The most hopeful thing right now is the labor movement is exceptionally popular, which we see both in terms of public opinion polls, but also just in daily life. When I go to the grocery store wearing a union jacket now everybody talks about it: “You’re a union member, good for you.”
Ten years ago, no one would have even known that I was wearing a union jacket. The popularity of the movement means that there is a space for us to act.
I’d rather be going into this fight with the labor movement of 2024–2025 than with…any earlier labor movement of our lifetimes.
We were feeling this way during the first Trump administration too. And it was Sara Nelson [president of the Association of Flight Attendants] calling for a general strike during the 2018–2019 government shutdown and a bunch of flight controllers not coming to work and the airlines were going to shut down—and all of a sudden, the government opened back up. There is still a lot of power in labor acting together.

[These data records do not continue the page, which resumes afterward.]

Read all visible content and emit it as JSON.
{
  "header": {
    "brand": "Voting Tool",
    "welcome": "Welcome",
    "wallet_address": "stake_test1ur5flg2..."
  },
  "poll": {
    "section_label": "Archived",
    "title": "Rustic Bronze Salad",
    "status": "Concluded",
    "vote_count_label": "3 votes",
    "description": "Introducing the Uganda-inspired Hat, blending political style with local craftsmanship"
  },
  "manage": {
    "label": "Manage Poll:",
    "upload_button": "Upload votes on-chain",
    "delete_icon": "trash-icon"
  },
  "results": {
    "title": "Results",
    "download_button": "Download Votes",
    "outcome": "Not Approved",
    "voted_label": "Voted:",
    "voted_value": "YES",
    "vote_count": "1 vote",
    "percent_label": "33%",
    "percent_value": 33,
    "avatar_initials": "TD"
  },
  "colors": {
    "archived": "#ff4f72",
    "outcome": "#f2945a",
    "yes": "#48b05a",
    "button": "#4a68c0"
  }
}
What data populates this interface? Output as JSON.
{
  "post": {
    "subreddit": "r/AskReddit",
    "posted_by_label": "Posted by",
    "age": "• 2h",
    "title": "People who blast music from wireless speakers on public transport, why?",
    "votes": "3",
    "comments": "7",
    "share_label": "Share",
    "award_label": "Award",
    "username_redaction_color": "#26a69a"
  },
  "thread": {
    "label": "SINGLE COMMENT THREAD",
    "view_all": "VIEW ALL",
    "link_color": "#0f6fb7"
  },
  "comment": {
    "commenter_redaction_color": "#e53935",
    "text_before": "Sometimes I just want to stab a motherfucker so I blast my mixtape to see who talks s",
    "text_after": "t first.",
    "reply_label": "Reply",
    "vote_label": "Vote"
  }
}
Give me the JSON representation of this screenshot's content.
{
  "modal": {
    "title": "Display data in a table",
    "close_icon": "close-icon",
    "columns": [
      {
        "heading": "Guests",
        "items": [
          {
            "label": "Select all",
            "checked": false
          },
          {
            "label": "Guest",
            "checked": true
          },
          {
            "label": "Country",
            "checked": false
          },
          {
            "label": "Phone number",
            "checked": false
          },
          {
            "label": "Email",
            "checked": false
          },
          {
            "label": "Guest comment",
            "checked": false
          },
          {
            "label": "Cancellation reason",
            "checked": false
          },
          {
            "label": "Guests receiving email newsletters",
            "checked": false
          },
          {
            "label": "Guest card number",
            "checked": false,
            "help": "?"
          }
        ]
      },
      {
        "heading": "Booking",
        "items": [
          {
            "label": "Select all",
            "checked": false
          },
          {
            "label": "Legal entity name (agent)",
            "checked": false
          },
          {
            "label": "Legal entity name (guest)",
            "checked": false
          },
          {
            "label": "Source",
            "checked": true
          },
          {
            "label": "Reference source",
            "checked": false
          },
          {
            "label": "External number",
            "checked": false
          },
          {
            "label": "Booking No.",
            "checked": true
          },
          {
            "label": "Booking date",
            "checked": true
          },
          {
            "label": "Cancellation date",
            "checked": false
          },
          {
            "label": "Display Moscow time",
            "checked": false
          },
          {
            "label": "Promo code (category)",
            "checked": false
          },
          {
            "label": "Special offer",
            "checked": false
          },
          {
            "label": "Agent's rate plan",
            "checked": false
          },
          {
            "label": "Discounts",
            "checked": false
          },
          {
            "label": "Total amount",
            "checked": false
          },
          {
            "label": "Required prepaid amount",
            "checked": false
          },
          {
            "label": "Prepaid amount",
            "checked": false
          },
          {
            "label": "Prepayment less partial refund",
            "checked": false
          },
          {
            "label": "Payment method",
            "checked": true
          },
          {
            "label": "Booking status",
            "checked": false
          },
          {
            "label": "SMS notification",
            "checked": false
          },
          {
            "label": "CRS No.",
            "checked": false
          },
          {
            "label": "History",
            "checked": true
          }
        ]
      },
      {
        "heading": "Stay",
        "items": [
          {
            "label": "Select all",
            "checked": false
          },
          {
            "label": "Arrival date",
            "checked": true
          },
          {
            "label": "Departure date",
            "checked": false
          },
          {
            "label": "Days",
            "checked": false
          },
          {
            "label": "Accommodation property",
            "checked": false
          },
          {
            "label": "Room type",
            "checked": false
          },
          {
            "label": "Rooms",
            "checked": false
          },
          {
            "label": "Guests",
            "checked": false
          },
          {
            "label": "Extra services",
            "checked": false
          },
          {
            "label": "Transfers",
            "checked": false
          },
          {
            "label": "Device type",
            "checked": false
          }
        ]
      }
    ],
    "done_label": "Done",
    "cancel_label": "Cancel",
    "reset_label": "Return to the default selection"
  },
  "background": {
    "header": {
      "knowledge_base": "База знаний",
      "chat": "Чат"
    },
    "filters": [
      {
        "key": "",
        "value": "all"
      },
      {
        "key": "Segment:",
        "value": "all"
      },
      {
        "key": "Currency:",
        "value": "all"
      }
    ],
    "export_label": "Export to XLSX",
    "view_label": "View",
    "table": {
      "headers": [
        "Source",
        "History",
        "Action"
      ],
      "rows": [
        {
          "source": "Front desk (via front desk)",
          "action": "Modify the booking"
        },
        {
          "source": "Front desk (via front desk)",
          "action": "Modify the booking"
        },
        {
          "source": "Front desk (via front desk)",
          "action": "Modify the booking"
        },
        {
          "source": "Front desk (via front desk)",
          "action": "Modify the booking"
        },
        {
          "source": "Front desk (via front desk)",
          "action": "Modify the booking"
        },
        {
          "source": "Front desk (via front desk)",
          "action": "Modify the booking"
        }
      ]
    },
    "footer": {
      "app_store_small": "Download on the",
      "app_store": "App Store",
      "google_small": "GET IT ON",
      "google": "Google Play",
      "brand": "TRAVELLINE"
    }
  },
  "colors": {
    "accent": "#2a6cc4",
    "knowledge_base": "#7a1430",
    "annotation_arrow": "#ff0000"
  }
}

But I think the movement is still reacting. Groups like the Federal Unionists Network have exploded in size after Trump’s election in 2024, and they are gaining momentum. Will they find their footing in time to catch up? I sure as hell hope so.
But I’d rather be going into this fight with the labor movement of 2024–2025 than with the movement of 2016–2017 or 2004–2005 or really any earlier labor movement of our lifetimes. It’s got more energy, more optimism, and new and engaged leaders.
We have been getting our asses kicked quite a bit, but I’d still have this labor movement fighting it than other labor movements that I have seen.